Tuesday 13 April 2010

Intimacy: Not For Sale

Suatu hari, aku lagi ngantre di kasir Carrefour, Central Park. Sambil menunggu giliran, pandanganku tertumbuk pada sebuah rak section dekat kasir. Ada 2 buah rak dengan tulisan besar-besar di atasnya: INTIMACY.
Tertarik dengan kata itu, saya mencoba memindai barang apakah gerangan yang dipajang di rak tersebut. Berkat lensa kontak Acuvue minus 2 yang kupakai (yaelah iklan banget seh), aku memutuskan kalo barang-barang yang ditangkap oleh saraf optik mataku itu adalah... jreng jreng...
kondom. Dan rak yang berdempetan persis di sebelahnya adalah cairan pencuci kewanitaan.

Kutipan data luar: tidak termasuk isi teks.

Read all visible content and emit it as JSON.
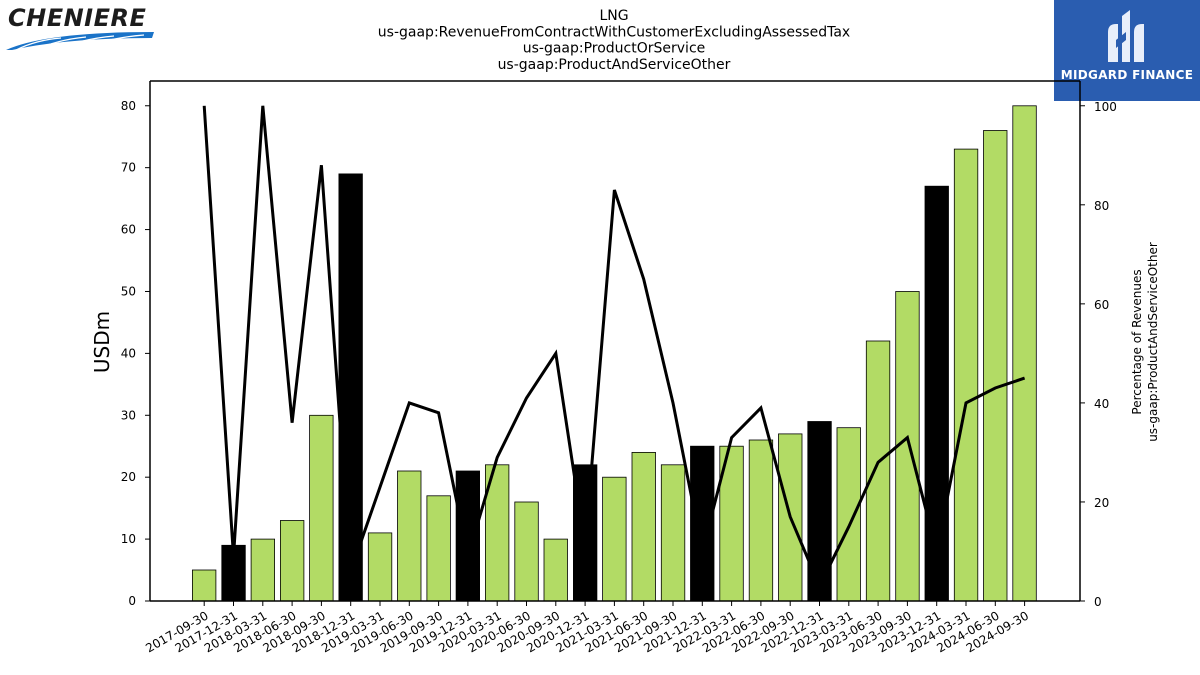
{
  "logos": {
    "left_text": "CHENIERE",
    "right_text": "MIDGARD FINANCE"
  },
  "colors": {
    "bar_default": "#b2db65",
    "bar_highlight": "#000000",
    "line": "#000000",
    "logo_right_bg": "#2a5db0",
    "logo_left_swoosh": "#1a73c8"
  },
  "chart_data": {
    "type": "bar",
    "title_lines": [
      "LNG",
      "us-gaap:RevenueFromContractWithCustomerExcludingAssessedTax",
      "us-gaap:ProductOrService",
      "us-gaap:ProductAndServiceOther"
    ],
    "ylabel": "USDm",
    "ylabel_right": [
      "Percentage of Revenues",
      "us-gaap:ProductAndServiceOther"
    ],
    "ylim": [
      0,
      84
    ],
    "ylim_right": [
      0,
      105
    ],
    "yticks": [
      0,
      10,
      20,
      30,
      40,
      50,
      60,
      70,
      80
    ],
    "yticks_right": [
      0,
      20,
      40,
      60,
      80,
      100
    ],
    "categories": [
      "2017-09-30",
      "2017-12-31",
      "2018-03-31",
      "2018-06-30",
      "2018-09-30",
      "2018-12-31",
      "2019-03-31",
      "2019-06-30",
      "2019-09-30",
      "2019-12-31",
      "2020-03-31",
      "2020-06-30",
      "2020-09-30",
      "2020-12-31",
      "2021-03-31",
      "2021-06-30",
      "2021-09-30",
      "2021-12-31",
      "2022-03-31",
      "2022-06-30",
      "2022-09-30",
      "2022-12-31",
      "2023-03-31",
      "2023-06-30",
      "2023-09-30",
      "2023-12-31",
      "2024-03-31",
      "2024-06-30",
      "2024-09-30"
    ],
    "series": [
      {
        "type": "bar",
        "axis": "left",
        "values": [
          5,
          9,
          10,
          13,
          30,
          69,
          11,
          21,
          17,
          21,
          22,
          16,
          10,
          22,
          20,
          24,
          22,
          25,
          25,
          26,
          27,
          29,
          28,
          42,
          50,
          67,
          73,
          76,
          80
        ],
        "highlight": [
          false,
          true,
          false,
          false,
          false,
          true,
          false,
          false,
          false,
          true,
          false,
          false,
          false,
          true,
          false,
          false,
          false,
          true,
          false,
          false,
          false,
          true,
          false,
          false,
          false,
          true,
          false,
          false,
          false
        ]
      },
      {
        "type": "line",
        "axis": "right",
        "values": [
          100,
          9,
          100,
          36,
          88,
          6,
          23,
          40,
          38,
          9,
          29,
          41,
          50,
          11,
          83,
          65,
          40,
          10,
          33,
          39,
          17,
          3,
          15,
          28,
          33,
          10,
          40,
          43,
          45
        ]
      }
    ]
  }
}
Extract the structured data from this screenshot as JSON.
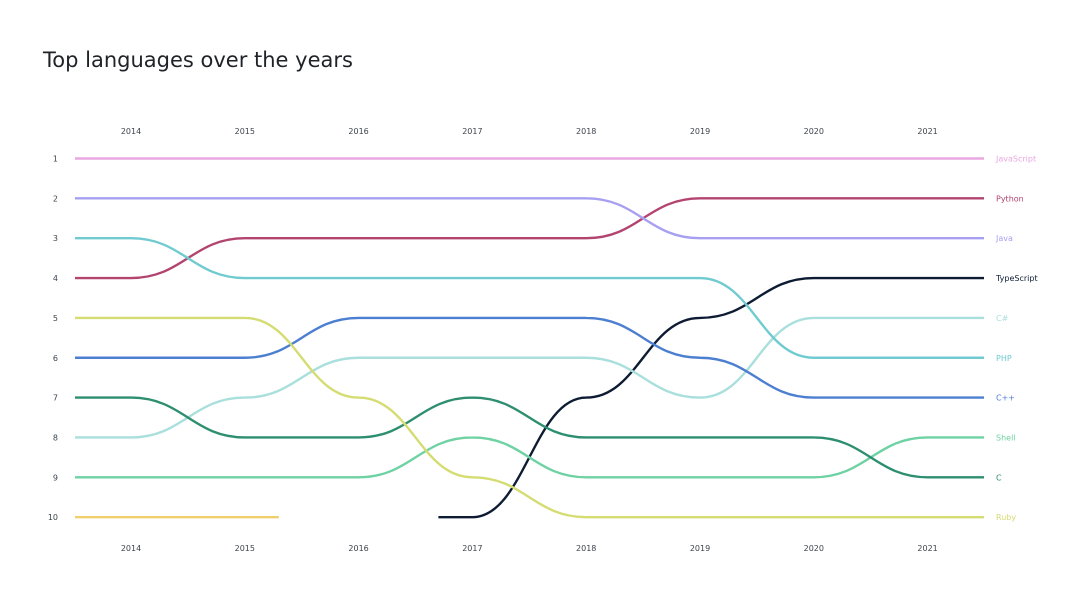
{
  "title": "Top languages over the years",
  "chart_data": {
    "type": "line",
    "subtype": "bump",
    "title": "Top languages over the years",
    "years": [
      "2014",
      "2015",
      "2016",
      "2017",
      "2018",
      "2019",
      "2020",
      "2021"
    ],
    "ranks": [
      "1",
      "2",
      "3",
      "4",
      "5",
      "6",
      "7",
      "8",
      "9",
      "10"
    ],
    "y_reversed": true,
    "grid": false,
    "legend": "right-end-labels",
    "series": [
      {
        "name": "JavaScript",
        "color": "#e9a8e0",
        "ranks": [
          1,
          1,
          1,
          1,
          1,
          1,
          1,
          1
        ]
      },
      {
        "name": "Python",
        "color": "#b3436f",
        "ranks": [
          4,
          3,
          3,
          3,
          3,
          2,
          2,
          2
        ]
      },
      {
        "name": "Java",
        "color": "#a7a0f2",
        "ranks": [
          2,
          2,
          2,
          2,
          2,
          3,
          3,
          3
        ]
      },
      {
        "name": "TypeScript",
        "color": "#0d1b33",
        "ranks": [
          null,
          null,
          null,
          10,
          7,
          5,
          4,
          4
        ]
      },
      {
        "name": "C#",
        "color": "#a9dfdc",
        "ranks": [
          8,
          7,
          6,
          6,
          6,
          7,
          5,
          5
        ]
      },
      {
        "name": "PHP",
        "color": "#6fcbd0",
        "ranks": [
          3,
          4,
          4,
          4,
          4,
          4,
          6,
          6
        ]
      },
      {
        "name": "C++",
        "color": "#4d7fd1",
        "ranks": [
          6,
          6,
          5,
          5,
          5,
          6,
          7,
          7
        ]
      },
      {
        "name": "Shell",
        "color": "#6ed2a3",
        "ranks": [
          9,
          9,
          9,
          8,
          9,
          9,
          9,
          8
        ]
      },
      {
        "name": "C",
        "color": "#2e8e70",
        "ranks": [
          7,
          8,
          8,
          7,
          8,
          8,
          8,
          9
        ]
      },
      {
        "name": "Ruby",
        "color": "#d4dc72",
        "ranks": [
          5,
          5,
          7,
          9,
          10,
          10,
          10,
          10
        ]
      },
      {
        "name": "",
        "color": "#f2cf6e",
        "ranks": [
          10,
          10,
          null,
          null,
          null,
          null,
          null,
          null
        ]
      }
    ]
  }
}
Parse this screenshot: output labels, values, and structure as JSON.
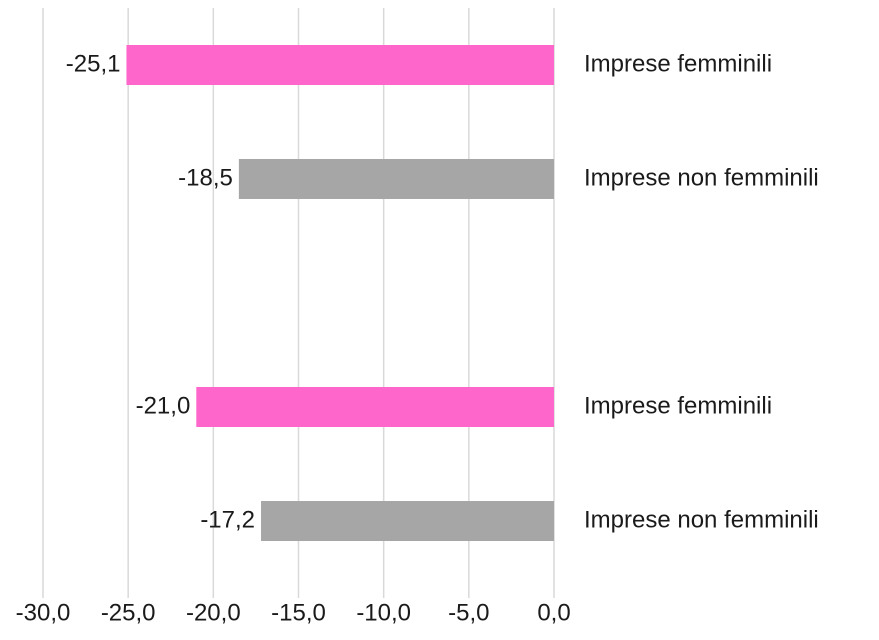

Tak ayal aku berpikir, hanya dengan itukah keintiman itu diukur? Dari alat-alat penunjang untuk berhubungan seksual a.k.a intim? Sebegitu dangkalnyakah arti 'intimacy' bagi budaya kita saat ini? 
Hanya karena seseorang berhubungan intim dengan orang lain (ya kalo sendiri mah beda lagi artinya), tidak berarti mereka punya tingkat keintiman yang berarti. Intim secara fisik, ya pasti. Tapi intim secara jiwa? Secara batin? Secara roh?
Itu hanya bisa dibangun lewat komunikasi, lewat penerimaan, komitmen, kasih, dan banyak lagi, di luar a so-called hubungan 'intim'.
Karena itu, aku juga gak abis ngerti kenapa para media mencantumkan bahwa Leticia adalah buah cinta dari Anji Drive & Sheila Marcia. Cintakah yang membuat mereka melanggar batas - oh well, mereka beneran sempet pacaran dan gak berada di bawah pengaruh alkohol -? Cinta jugakah namanya kalo Anji tidak mengakui from the first place bahwa dia yang harusnya bertanggung jawab atas perut mblendung Sheila yang harus dibawanya ke balik terali? Cinta jugakah namanya kalo Sheila menolak menikah dengan Anji?
Lho, kok jadi ngomongin artes! Argh.
Intinya... 
keintiman tidak bisa dijual di rak-rak supermarket, apa pun produknya.
Karena keintiman lahir bukan dari ketika dua insan memadu tubuh, namun ketika mereka memutuskan untuk memadu (dengan segenap akal budi, kesadaran & hati nurani) batin, komitmen dan pikiran mereka berdua dengan segala kerendahan hati dan ketulusan.